Perché è importante l’offensiva terrestre?

Poiché la deterrenza inizia dalla mente – convincendo il nemico che il costo della sua aggressione supera qualsiasi potenziale guadagno – un’offensiva terrestre, che implica la capacità di attraversare le linee, prendere il controllo immediato o permanente di siti e ostacoli vitali e penetrare nelle basi militari, è ciò che conferisce alla deterrenza il suo vantaggio più tangibile. Attacchi aerei, attacchi informatici e potenza di fuoco a lungo raggio contribuiscono e agevolano il raggiungimento dell’obiettivo dell’offensiva.

Quando un movimento di Resistenza dimostra la sua capacità di controllare e difendere il territorio (o quantomeno la sua capacità offensiva terrestre), ridefinisce le debolezze fondamentali del nemico (è ciò che è accaduto nell’operazione Al-Aqsa Flood, quando la Resistenza palestinese ha confermato, a tutti gli effetti, la sua capacità di infrangere la superiorità dell’esercito di occupazione israeliano e di rivelare le sue debolezze e mancanze, la più pericolosa delle quali è la codardia dei suoi soldati e ufficiali, e persino dei suoi più alti funzionari politici).

La dottrina di terra di Hezbollah: trasformare il territorio in forza

Questo principio non è stato messo alla prova più chiaramente che nel caso della Resistenza Islamica in Libano, Hezbollah, soprattutto durante la fase precedente alla liberazione nel 2000. Era il maestro delle operazioni offensive contro siti e obiettivi israeliani e, a partire dall’operazione qualitativa di Dabsha del 1994 (il primo raid filmato contro un sito israeliano), è stato in grado di dimostrare la portata della superiorità offensiva dei combattenti della Resistenza, in contrasto con lo spirito disfattista che prevaleva tra i soldati e gli ufficiali dell’esercito di occupazione israeliano, al punto che alcuni comandanti dell’esercito di occupazione all’inizio hanno negato la notizia dell’operazione in corso, prima che le sue immagini sugli schermi televisivi dimostrassero che si sbagliavano.
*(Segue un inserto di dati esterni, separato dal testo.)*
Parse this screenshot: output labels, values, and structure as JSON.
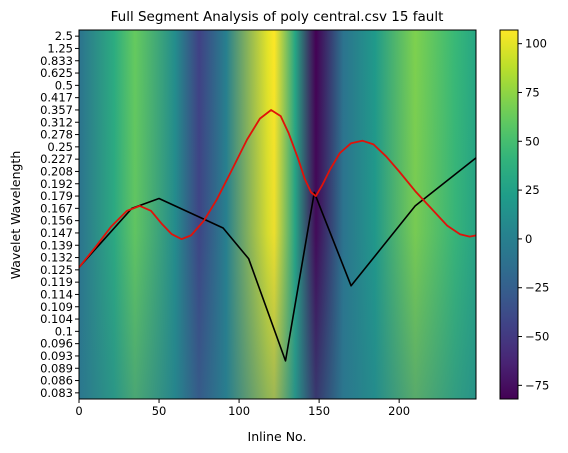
{
  "chart_data": {
    "type": "heatmap",
    "title": "Full Segment Analysis of poly central.csv 15 fault",
    "xlabel": "Inline No.",
    "ylabel": "Wavelet Wavelength",
    "xlim": [
      0,
      248
    ],
    "x_ticks": [
      0,
      50,
      100,
      150,
      200
    ],
    "y_tick_labels": [
      "2.5",
      "1.25",
      "0.833",
      "0.625",
      "0.5",
      "0.417",
      "0.357",
      "0.312",
      "0.278",
      "0.25",
      "0.227",
      "0.208",
      "0.192",
      "0.179",
      "0.167",
      "0.156",
      "0.147",
      "0.139",
      "0.132",
      "0.125",
      "0.119",
      "0.114",
      "0.109",
      "0.104",
      "0.1",
      "0.096",
      "0.093",
      "0.089",
      "0.086",
      "0.083"
    ],
    "colorbar": {
      "colormap": "viridis",
      "range": [
        -82,
        107
      ],
      "ticks": [
        -75,
        -50,
        -25,
        0,
        25,
        50,
        75,
        100
      ]
    },
    "heatmap_ridges": [
      {
        "x": 0,
        "value": -10
      },
      {
        "x": 22,
        "value": 35
      },
      {
        "x": 35,
        "value": 62
      },
      {
        "x": 60,
        "value": 10
      },
      {
        "x": 75,
        "value": -45
      },
      {
        "x": 92,
        "value": 0
      },
      {
        "x": 118,
        "value": 100
      },
      {
        "x": 122,
        "value": 107
      },
      {
        "x": 135,
        "value": 30
      },
      {
        "x": 148,
        "value": -82
      },
      {
        "x": 165,
        "value": -10
      },
      {
        "x": 185,
        "value": 20
      },
      {
        "x": 210,
        "value": 70
      },
      {
        "x": 235,
        "value": 45
      },
      {
        "x": 248,
        "value": 30
      }
    ],
    "series": [
      {
        "color": "#000000",
        "points": [
          [
            0,
            18.8
          ],
          [
            33,
            14.0
          ],
          [
            50,
            13.2
          ],
          [
            90,
            15.6
          ],
          [
            106,
            18.1
          ],
          [
            129,
            26.4
          ],
          [
            147,
            12.7
          ],
          [
            170,
            20.3
          ],
          [
            210,
            13.8
          ],
          [
            248,
            9.9
          ]
        ]
      },
      {
        "color": "#e0120a",
        "points": [
          [
            0,
            18.8
          ],
          [
            10,
            17.2
          ],
          [
            20,
            15.5
          ],
          [
            30,
            14.2
          ],
          [
            38,
            13.8
          ],
          [
            45,
            14.2
          ],
          [
            52,
            15.3
          ],
          [
            58,
            16.1
          ],
          [
            64,
            16.5
          ],
          [
            70,
            16.2
          ],
          [
            78,
            15.0
          ],
          [
            86,
            13.3
          ],
          [
            95,
            11.0
          ],
          [
            105,
            8.4
          ],
          [
            113,
            6.7
          ],
          [
            120,
            6.0
          ],
          [
            126,
            6.5
          ],
          [
            131,
            7.9
          ],
          [
            137,
            10.0
          ],
          [
            141,
            11.6
          ],
          [
            145,
            12.7
          ],
          [
            148,
            13.0
          ],
          [
            152,
            12.1
          ],
          [
            157,
            10.8
          ],
          [
            163,
            9.5
          ],
          [
            170,
            8.7
          ],
          [
            177,
            8.5
          ],
          [
            184,
            8.8
          ],
          [
            192,
            9.8
          ],
          [
            200,
            11.0
          ],
          [
            210,
            12.6
          ],
          [
            220,
            14.0
          ],
          [
            230,
            15.4
          ],
          [
            238,
            16.1
          ],
          [
            244,
            16.3
          ],
          [
            248,
            16.2
          ]
        ]
      }
    ]
  }
}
Dopo il ritiro di Israele dal Libano meridionale nel 2000, Hezbollah non smantellò le sue difese, ma le trasformò da posizioni puramente difensive in una rete di aree fortificate, tunnel e unità mobili in grado di condurre operazioni sia difensive che controffensive. Pertanto, allo scoppio della guerra nel luglio 2006, questo approccio difensivo-offensivo fu messo alla prova con notevole efficacia. Per 34 giorni, i combattenti della Resistenza lanciarono attacchi contro le forze israeliane che avevano invaso il Libano dalle profondità del confine, infliggendo loro pesanti perdite in termini di personale, carri armati, veicoli blindati e altre attrezzature, e impedendo loro di raggiungere qualsiasi dei loro obiettivi. Da quel momento in poi, l’idea di un’offensiva terrestre nella Palestina occupata iniziò a prendere piede nelle menti dei leader della Resistenza.